Discussion on: I Ran 500 More Agent Memory Experiments. The Real Problem Wasn’t Recall. It Was Binding.

View post

The binding problem is the real insight. Most memory systems treat recall as retrieval, find the relevant note and hand it over. But memory isn't a library. It's a network. The procedure without the episode is an instruction without evidence. The episode without the procedure is a story without structure. You built both systems separately. The gap wasn't recalled. It was a connection. That's fixable. Most people would have quit at 0/250 skills used. You kept going. That's the difference between a benchmark and a builder.

marcosomma • Apr 13

Exactly 😅. That was the turning point for me.

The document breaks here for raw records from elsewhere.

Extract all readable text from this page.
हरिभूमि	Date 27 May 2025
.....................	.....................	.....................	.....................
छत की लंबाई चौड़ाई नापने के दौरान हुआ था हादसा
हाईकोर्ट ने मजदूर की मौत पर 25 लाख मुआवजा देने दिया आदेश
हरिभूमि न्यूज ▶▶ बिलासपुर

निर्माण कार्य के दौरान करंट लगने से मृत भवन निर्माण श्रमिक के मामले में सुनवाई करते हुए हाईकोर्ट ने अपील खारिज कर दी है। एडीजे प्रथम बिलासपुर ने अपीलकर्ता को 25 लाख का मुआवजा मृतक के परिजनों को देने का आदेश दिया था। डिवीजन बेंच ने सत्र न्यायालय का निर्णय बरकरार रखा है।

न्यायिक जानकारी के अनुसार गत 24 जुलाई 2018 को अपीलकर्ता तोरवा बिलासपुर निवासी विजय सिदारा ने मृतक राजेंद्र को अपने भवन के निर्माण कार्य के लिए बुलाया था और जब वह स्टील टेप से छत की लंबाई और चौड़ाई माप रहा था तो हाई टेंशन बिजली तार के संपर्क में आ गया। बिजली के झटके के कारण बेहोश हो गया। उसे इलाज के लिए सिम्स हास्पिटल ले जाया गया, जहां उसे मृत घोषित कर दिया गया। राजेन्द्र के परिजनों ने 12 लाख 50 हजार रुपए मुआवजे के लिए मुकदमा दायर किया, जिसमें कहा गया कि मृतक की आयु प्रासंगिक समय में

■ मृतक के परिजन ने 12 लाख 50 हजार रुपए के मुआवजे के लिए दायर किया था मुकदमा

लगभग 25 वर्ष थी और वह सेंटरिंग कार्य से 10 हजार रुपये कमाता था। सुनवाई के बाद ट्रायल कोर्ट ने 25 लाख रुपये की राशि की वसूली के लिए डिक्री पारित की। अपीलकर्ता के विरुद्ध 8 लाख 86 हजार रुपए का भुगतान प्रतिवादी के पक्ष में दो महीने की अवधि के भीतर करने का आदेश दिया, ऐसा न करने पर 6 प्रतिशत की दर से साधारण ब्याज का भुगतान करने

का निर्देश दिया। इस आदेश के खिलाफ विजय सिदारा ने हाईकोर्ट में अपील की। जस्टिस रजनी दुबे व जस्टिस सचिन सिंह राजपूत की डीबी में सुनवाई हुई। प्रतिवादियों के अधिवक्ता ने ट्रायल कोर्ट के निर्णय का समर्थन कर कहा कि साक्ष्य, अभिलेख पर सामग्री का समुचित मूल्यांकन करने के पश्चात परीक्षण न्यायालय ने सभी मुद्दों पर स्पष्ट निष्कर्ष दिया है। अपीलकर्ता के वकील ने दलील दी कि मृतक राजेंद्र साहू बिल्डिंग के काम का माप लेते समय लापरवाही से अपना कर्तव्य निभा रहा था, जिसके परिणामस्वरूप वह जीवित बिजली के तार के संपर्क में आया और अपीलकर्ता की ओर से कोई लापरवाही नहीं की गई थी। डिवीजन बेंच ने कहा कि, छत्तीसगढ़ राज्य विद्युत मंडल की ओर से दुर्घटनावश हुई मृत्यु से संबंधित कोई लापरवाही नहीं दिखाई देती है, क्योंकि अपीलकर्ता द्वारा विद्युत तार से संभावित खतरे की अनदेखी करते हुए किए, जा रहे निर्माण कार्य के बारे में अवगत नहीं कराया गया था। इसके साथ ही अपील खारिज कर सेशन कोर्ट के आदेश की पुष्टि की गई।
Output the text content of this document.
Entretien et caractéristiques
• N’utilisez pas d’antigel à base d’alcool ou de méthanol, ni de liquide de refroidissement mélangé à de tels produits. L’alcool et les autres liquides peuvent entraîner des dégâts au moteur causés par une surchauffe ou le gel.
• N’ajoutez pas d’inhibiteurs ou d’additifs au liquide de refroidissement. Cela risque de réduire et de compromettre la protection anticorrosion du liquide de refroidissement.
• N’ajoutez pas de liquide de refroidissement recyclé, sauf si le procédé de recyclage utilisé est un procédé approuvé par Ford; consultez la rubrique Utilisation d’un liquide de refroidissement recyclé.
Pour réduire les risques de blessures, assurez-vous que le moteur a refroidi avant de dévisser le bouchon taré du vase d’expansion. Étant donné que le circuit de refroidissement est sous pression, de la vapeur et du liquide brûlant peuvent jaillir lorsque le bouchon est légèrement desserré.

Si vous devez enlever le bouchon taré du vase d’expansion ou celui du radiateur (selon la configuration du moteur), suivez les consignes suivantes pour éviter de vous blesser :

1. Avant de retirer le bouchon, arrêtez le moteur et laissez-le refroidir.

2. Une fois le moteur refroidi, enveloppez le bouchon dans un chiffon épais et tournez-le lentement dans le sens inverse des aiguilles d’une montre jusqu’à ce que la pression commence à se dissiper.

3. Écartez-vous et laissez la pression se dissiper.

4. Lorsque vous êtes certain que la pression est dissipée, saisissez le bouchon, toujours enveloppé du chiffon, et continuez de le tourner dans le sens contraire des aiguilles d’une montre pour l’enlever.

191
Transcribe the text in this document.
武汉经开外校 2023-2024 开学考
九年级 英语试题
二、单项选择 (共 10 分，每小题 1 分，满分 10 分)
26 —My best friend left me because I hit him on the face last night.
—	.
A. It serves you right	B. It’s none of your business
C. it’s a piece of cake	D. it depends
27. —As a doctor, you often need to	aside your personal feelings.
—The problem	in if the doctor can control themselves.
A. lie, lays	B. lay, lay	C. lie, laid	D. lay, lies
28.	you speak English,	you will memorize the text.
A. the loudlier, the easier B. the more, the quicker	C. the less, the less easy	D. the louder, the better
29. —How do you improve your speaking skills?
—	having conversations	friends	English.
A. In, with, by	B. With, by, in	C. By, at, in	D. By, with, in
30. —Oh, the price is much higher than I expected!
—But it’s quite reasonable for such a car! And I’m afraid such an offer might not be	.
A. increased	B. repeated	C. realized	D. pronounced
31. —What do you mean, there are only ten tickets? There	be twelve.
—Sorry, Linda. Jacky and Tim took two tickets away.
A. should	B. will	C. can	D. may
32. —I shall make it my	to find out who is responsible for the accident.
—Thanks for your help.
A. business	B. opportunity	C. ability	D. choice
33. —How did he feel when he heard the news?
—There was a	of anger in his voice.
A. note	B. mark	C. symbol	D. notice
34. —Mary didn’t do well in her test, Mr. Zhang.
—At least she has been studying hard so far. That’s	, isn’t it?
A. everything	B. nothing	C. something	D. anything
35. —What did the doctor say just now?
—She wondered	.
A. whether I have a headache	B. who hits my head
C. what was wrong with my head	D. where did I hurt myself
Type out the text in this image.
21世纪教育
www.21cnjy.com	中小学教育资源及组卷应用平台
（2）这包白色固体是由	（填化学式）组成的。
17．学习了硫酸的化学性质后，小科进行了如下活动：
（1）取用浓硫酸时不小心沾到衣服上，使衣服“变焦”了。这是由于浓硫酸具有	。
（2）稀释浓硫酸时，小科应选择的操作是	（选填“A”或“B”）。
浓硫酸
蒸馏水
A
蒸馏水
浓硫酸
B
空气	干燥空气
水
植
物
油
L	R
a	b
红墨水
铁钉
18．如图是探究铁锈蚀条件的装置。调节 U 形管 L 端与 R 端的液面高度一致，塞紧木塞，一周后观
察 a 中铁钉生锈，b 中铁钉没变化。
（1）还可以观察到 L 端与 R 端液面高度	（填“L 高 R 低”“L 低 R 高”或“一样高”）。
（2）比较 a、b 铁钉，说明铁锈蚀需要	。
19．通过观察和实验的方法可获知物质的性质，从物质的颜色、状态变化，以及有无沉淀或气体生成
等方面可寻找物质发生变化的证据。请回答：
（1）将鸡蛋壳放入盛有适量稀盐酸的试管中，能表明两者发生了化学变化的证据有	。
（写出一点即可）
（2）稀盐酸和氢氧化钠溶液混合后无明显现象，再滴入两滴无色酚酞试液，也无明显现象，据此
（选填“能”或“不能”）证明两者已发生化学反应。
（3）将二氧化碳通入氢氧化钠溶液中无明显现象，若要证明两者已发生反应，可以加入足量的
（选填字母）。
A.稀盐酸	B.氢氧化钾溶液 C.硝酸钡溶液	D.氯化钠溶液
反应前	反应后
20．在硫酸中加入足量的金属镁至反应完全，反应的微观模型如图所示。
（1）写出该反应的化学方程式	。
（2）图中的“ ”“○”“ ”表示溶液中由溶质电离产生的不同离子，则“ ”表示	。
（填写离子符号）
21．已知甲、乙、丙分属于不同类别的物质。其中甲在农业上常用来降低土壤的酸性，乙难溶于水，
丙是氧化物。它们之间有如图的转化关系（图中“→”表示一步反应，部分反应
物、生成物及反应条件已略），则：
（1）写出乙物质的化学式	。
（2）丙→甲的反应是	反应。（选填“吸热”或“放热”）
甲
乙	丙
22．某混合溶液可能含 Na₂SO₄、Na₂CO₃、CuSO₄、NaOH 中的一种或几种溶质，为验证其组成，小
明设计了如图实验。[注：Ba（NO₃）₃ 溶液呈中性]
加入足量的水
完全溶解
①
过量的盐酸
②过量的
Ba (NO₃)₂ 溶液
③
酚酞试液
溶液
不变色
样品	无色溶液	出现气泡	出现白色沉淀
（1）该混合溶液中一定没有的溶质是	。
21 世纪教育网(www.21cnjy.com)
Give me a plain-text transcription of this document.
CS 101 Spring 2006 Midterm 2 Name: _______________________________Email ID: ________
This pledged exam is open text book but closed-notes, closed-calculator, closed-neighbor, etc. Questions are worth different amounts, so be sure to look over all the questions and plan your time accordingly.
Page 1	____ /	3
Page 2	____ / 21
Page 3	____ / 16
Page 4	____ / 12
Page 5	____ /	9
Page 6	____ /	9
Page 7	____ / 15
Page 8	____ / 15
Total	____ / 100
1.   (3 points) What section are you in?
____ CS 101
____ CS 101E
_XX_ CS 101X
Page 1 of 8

0/250 was not really a storage failure 😁. It was a binding failure. I had the procedure and I had the episode, but I did not yet have the mechanism that kept them attached when the next task arrived. Without that, skill memory is just archived text with a better label.

That is why I have stopped thinking about memory as retrieval alone. The real question is not just what the system can recall, but what prior should remain attached to the current decision, failure mode, and task shape.

And yes, I agree with your last point. A benchmark gives you the miss. Building starts when you treat that miss as the actual signal.

marcosomma • Apr 13

@theeagle You nailed it, "instruction without evidence" is exactly what 0/250 proved.

OrKa already stores skills as nodes in a graph (skill_graph.py). The episode system exists too, storage, semantic search, retention, scoring, all tested and production-ready. But today they're disconnected. Nodes with no edges. Evidence with no structure.

The fix is conceptually simple: episodes become the edges. "implement [target]" alone is empty. But an edge saying "applied to ETL, validation before dedup caught 30% of bad records" gives the node weight. Another edge: "applied to log analysis, filtering before aggregation cut false positives by 40%." Now the model has a reason to use the skill.

The harder problem, as you say, isn't building edges, it's graph maintenance. Stale edges must decay, failed episodes should weaken differently than successes, isolated nodes should expire. The graph has to self-organize around what's useful, not just accumulate.

The binding, skill_id on Episode, episode_ids on Skill, recall that returns nodes with their edges, is next.